Why did Harvard just dump $87 million in Ethereum ETF shares?



Harvard University’s Endowment Fund has aggressively reduced its exposure to cryptocurrencies. According to recent regulatory filings, the world’s largest academic endowment fund reversed its bullish stance on crypto assets during the first quarter of the year.

The move highlights the emerging difference among Wall Street elite regarding the long-term viability of spot cryptocurrency products. While some multi-billion-dollar entities continue to accumulate digital assets, others are quickly turning profits or mitigating risks amid a volatile macroeconomic landscape.

What did Harvard sell for?

The latest Form 13F filed with the US Securities and Exchange Commission (SEC) reveals that Harvard Management Company (HMC) has completely canceled its $86.8 million position in BlackRock’s iShares Ethereum Trust (ETHA).

Compounding this complete exit, Harvard also reduced its position in BlackRock’s iShares Bitcoin Trust (IBIT) by approximately 43%. The endowment unloaded approximately 2.3 million shares of the Spot Bitcoin ETF, leaving it with 3,044,612 shares worth approximately $117 million at the end of the quarter.

Understanding Corporate Rebalancing and 13F Filings

To contextualize Harvard’s recent transactions, it is necessary to define what these regulatory disclosures mean. A Form 13F It is a quarterly report required by the Securities and Exchange Commission from institutional investment managers who own at least $100 million in equity assets. It provides the public with a snapshot of long positions in US-listed stocks, options and exchange-traded funds (ETFs).

While these recordings provide transparency, they have an inherent time lag. The data revealed in mid-May reflects the portfolio structure exactly as it stood on March 31. Therefore, any tactical adjustments Harvard made during the second quarter remain unknown to the general public until the next reporting cycle.

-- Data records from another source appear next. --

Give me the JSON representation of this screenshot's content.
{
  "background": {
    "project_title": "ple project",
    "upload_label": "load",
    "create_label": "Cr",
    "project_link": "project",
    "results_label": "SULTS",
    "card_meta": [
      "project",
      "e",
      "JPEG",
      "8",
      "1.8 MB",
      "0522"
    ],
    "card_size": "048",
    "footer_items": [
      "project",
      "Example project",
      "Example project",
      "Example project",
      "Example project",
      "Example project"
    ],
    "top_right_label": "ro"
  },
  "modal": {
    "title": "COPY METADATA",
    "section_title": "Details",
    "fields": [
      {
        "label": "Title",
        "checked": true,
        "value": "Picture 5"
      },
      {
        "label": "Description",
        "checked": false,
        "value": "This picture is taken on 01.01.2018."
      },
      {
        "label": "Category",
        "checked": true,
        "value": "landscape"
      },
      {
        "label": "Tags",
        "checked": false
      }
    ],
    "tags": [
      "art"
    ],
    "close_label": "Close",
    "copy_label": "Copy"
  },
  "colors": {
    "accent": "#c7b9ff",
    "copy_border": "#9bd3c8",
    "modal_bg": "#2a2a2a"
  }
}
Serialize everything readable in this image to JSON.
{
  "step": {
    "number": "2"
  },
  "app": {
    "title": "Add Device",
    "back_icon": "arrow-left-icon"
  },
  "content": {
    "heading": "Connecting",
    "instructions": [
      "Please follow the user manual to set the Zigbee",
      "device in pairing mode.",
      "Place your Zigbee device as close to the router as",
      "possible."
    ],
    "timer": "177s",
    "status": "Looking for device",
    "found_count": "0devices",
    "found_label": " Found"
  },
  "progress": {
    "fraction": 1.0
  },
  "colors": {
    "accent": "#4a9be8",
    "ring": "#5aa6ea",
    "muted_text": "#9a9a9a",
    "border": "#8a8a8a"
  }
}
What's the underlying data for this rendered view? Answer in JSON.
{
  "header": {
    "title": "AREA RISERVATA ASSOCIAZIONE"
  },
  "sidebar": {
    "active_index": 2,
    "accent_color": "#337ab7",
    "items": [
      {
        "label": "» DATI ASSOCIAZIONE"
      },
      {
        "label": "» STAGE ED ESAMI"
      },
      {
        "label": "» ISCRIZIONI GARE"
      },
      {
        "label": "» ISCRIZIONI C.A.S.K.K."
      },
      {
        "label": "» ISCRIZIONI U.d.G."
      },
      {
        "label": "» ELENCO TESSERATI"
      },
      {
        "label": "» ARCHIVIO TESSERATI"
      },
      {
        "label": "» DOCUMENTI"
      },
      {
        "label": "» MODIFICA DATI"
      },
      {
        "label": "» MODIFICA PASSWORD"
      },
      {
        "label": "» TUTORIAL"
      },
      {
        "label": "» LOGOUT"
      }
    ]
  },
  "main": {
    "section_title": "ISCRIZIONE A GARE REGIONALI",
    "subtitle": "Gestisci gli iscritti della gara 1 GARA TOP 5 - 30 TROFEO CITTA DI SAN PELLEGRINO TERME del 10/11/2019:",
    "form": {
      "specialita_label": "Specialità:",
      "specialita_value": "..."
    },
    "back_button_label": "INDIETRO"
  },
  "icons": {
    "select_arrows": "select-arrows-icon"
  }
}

Why did Harvard abandon Ethereum and Bitcoin?

Harvard express exit from Ethereum After just one quarter of exposure, it points to several internal macroeconomic and cryptocurrency headwinds that occurred early in the year.

Poor performance and volatility of crypto assets

The main catalyst behind the sudden divestment appears to be the lackluster price action of major cryptocurrencies compared to benchmark stocks. Ethereum faced notable downward pressure during the first quarter, falling significantly from its local highs in late 2025. In the face of assets that underperformed expectations, Harvard risk management protocols would likely trigger automatic stop losses or tactical rotations to preserve stop capital.

Uncertainty in the Ethereum Foundation Ecosystem

Beyond price action, internal governance issues within the Ethereum ecosystem have raised eyebrows among institutional investors. A series of high-profile departures at the Ethereum Foundation — including longtime principal researchers — has created regulatory turmoil. Pundits and analysts have argued that competing tier-1 blockchains are aggressively grabbing market share while the Ethereum Foundation remains too focused on ideological parameters rather than optimizing native tokens to attract Wall Street.

Rotational play towards artificial intelligence (AI)

Capital was released from the sale of cryptocurrencies news– The assets paid were not cash. The 13F filing indicates that Harvard actively directed its portfolio toward booming technology and device manufacturing. Hamad Medical Corporation has significantly increased its equity investments in top-tier semiconductor and artificial intelligence infrastructure companies, resulting in increased allocations in:

  • Taiwan Semiconductor Manufacturing Company (TSMC)
  • Nvidia (NVDA)
  • Broadcom (AVGO)

The broader institutional landscape: Divided boundaries

Harvard’s decline does not necessarily indicate a global institutional rejection of cryptocurrencies. Instead, the broader 13F data shows extreme fragmentation in how big funds view the asset class.

For example, sovereign wealth funds took exactly the opposite approach during the same period. Abu Dhabi’s Mubadala Investment Company expanded its spot allocation to bitcoin ETFs by 16%, pushing its net holdings to nearly $566 million. At the same time, banking giants like JPMorgan Chase and Wells Fargo reported increasing their stakes in spot funds for both Bitcoin and Ethereum.

Conversely, hedge funds such as Millennium Management and Capula Management have mirrored Harvard’s conservative approach by significantly trimming or liquidating their spot cryptocurrency credit stocks.